准确的说是敲门声打断了他的话,“嗡嗡”的巨响震得人耳朵疼,老者说的最后几个字根本就听不到。
有人。
有人敲门。
只有人才会敲门,只有有礼貌的人才会敲门。
可这位有礼貌的人是谁呢?在这节骨眼上敲门打断别人说话是不是不太礼貌。
门开了,沈方鹤看到了这位有礼貌的人。
蓝公子,蓝牧云。
一身华衣的蓝牧云脸上挂着笑,一种懒散又带着一丝贵气的笑。
从第一次见蓝牧云他就是这付笑容,以后每次见到他他也都是这样的笑容,就连昨日他叔叔七巧手下葬他的脸上也还有这付笑模样。
假!
沈方鹤心里突然涌现出这样一个字,蓝牧云人不假,笑容假!这样假的笑容就像是一把伪装成蜜糖的刀,让你先甜后痛再满地找牙。
“十三爷爷!”
蓝牧云走进来规规矩矩地给老者作揖行礼开口叫爷,看得沈方鹤很是想笑,十三爷爷?这位十三爷爷是名字叫十三还是排行十三?
“乖孙子,你怎么来了?”
蓝牧云又微笑着弯腰行礼:“孙子来看看十三爷爷。”
老者掰着手指头算了一通,等算完了才道:“加上今天你应该是三年六个月零七天没来过了,今天来就只是看看我?”
“就只是看看十三爷爷。”
“好,看也看过了,那你可以走了。”
老者又下了逐客令,原来老者不止会对沈方鹤下逐客令,对自己的孙子一样会下逐客令。
“可以,”蓝牧云依旧赔着笑,“孙子这就走,不过孙子病了,想……”
“你想带这位郎中走?”
老者很聪明,一下子猜到了蓝牧云的目的。
“是的。”
“说说你得的什么病?”
“吃不下饭,早上才吃了半只肘子,四个鸭蛋,七张油饼。”
沈方鹤见过蓝牧云吃早饭,这点东西对蓝牧云来说当真不多。
“不多!”老者也觉得不多,但也没同意让他带沈方鹤走,“可是我老人家也病了,而且病得比你小子重多了,所以不能让这位郎中走。”

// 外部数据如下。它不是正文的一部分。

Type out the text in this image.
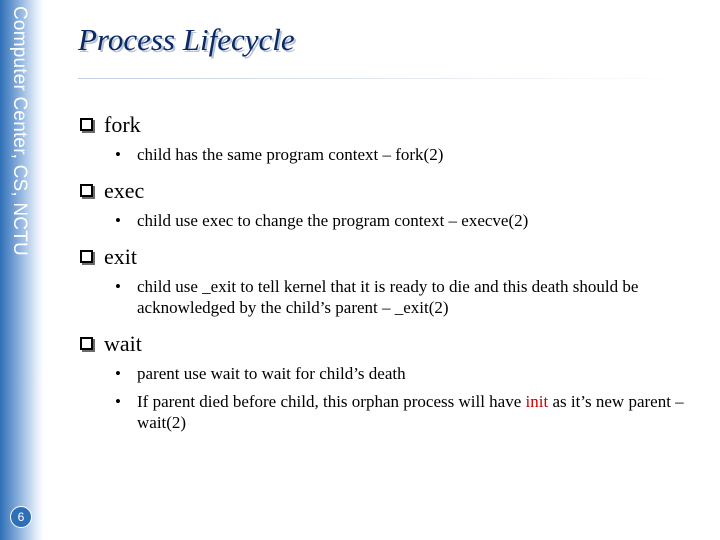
Computer Center, CS, NCTU
6
Process Lifecycle
fork
• child has the same program context – fork(2)
exec
• child use exec to change the program context – execve(2)
exit
• child use _exit to tell kernel that it is ready to die and this death should be acknowledged by the child’s parent – _exit(2)
wait
• parent use wait to wait for child’s death
• If parent died before child, this orphan process will have init as it’s new parent – wait(2)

看着眼前红光满面的老者蓝牧云笑了,问道:“十三爷爷是得了什么病啊?难道也像孙儿一样一顿只吃半个肘子四个鸭蛋七张油饼?”
“不,”老者摇着满头白发的脑袋回答道,“我老人家一顿还能吃一个肘子七个鸭蛋九张油饼……”
“哪是得的什么病呀?”
“腿断了。”
蓝牧云愣了,沈方鹤也愣了,老者笔挺挺地站着,腿断了?
“什么时候的事?”
“就这会儿。”
蓝牧云与沈方鹤更糊涂了,幸好老者没让两人糊涂多久,抓起地上的一块石头狠狠地砸向自己的腿……
(本章完)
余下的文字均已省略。